Valentino portava il piccolo Sandro con sé agli allenamenti e alle partite. La domenica l’ingresso in campo mano nella mano. Neanche la separazione tra Valentino e la madre di Sandro era riuscita ad allontanarli. Poi, la tragedia di Superga. Pian piano Sandro prese coscienza del fatto che la lontananza del padre non era dovuta, come tante altre volte, ad una trasferta. Il distacco era definitivo. L’inevitabile dolore lasciò presto spazio alla crescita, fisica e caratteriale.
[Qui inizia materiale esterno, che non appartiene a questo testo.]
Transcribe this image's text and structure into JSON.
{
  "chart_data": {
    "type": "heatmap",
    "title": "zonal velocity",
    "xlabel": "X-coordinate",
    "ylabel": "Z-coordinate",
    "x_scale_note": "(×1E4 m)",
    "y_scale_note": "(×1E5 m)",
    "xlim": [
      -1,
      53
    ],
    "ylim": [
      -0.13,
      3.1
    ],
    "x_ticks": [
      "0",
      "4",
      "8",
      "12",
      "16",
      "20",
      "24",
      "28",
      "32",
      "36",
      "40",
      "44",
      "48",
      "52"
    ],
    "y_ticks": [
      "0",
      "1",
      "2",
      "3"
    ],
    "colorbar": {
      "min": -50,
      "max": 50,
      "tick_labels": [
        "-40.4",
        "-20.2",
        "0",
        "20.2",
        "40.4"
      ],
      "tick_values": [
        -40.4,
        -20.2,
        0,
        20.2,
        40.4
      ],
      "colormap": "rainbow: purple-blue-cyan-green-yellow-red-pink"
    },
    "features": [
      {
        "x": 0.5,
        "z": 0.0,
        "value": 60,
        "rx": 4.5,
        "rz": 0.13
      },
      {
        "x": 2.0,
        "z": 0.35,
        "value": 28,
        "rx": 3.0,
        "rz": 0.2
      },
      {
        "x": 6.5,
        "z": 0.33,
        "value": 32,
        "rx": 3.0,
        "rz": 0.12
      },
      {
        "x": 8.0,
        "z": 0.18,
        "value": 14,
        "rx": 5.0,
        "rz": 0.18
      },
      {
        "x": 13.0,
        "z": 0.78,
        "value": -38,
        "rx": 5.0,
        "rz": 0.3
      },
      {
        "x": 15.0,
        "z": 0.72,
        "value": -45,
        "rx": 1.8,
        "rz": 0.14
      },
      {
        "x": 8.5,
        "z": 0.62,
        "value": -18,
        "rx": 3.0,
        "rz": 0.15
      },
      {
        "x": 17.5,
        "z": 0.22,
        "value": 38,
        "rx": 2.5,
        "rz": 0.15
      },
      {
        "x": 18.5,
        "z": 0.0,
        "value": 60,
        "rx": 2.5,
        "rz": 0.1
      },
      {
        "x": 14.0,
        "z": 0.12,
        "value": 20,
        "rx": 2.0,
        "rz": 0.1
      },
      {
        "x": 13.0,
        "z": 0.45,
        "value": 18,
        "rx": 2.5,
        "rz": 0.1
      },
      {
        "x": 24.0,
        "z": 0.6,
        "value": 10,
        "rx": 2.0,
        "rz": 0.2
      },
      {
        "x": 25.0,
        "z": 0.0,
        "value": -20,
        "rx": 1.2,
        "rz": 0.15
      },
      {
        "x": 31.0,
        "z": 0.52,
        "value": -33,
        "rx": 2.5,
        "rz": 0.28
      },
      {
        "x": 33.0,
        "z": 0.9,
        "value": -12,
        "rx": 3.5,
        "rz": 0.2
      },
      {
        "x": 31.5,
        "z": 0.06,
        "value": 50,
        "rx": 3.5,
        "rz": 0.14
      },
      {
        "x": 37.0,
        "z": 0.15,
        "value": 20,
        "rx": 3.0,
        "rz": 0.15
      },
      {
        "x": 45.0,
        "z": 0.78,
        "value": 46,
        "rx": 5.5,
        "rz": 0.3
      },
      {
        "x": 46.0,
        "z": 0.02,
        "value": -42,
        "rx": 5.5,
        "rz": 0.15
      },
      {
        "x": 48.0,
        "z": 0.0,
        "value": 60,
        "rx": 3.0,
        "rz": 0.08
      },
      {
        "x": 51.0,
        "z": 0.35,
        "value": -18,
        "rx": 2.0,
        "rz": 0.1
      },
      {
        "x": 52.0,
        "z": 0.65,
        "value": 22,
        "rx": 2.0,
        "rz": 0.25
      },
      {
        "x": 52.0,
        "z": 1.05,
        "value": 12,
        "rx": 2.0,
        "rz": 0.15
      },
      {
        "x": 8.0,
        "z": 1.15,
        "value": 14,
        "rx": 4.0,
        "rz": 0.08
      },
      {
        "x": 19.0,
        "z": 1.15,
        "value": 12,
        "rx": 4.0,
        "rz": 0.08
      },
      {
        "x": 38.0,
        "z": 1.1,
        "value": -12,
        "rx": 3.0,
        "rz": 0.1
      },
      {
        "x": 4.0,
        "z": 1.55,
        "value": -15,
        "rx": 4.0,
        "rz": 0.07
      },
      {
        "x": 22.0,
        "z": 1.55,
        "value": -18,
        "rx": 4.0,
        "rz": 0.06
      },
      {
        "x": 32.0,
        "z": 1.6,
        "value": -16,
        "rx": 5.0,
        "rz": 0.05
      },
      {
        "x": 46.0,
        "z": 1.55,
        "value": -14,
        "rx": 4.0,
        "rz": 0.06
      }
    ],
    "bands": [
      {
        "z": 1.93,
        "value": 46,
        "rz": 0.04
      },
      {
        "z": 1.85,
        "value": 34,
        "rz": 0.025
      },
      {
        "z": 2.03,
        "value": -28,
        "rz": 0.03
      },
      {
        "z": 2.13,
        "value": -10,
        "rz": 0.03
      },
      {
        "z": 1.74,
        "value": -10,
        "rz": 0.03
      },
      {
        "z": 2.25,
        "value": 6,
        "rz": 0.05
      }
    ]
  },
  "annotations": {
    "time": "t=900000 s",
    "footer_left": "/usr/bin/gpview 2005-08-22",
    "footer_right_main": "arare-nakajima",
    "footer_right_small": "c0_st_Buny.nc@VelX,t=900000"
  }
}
L’assenza che forgia l’animo. La passione per il calcio portò Sandro ad entrare nelle giovanili dell’Inter. Da qui, anni di “serpertine” e di grandi successi in campo. E un cerchio che inaspettatamente si chiuse a pochi anni dall’inizio della carriera. Finale della Coppa dei Campioni del 1964, Inter-Real Madrid. Mazzola contro Di Stefano, per molti l’alter ego spagnolo di suo padre. Doppietta di Mazzola, l’Inter vinse 3-1. A fine partita, Puskas, altra leggenda, andò incontro a Sandro, dicendogli:
“Ragazzo, io ho giocato contro tuo padre: sei degno di lui”.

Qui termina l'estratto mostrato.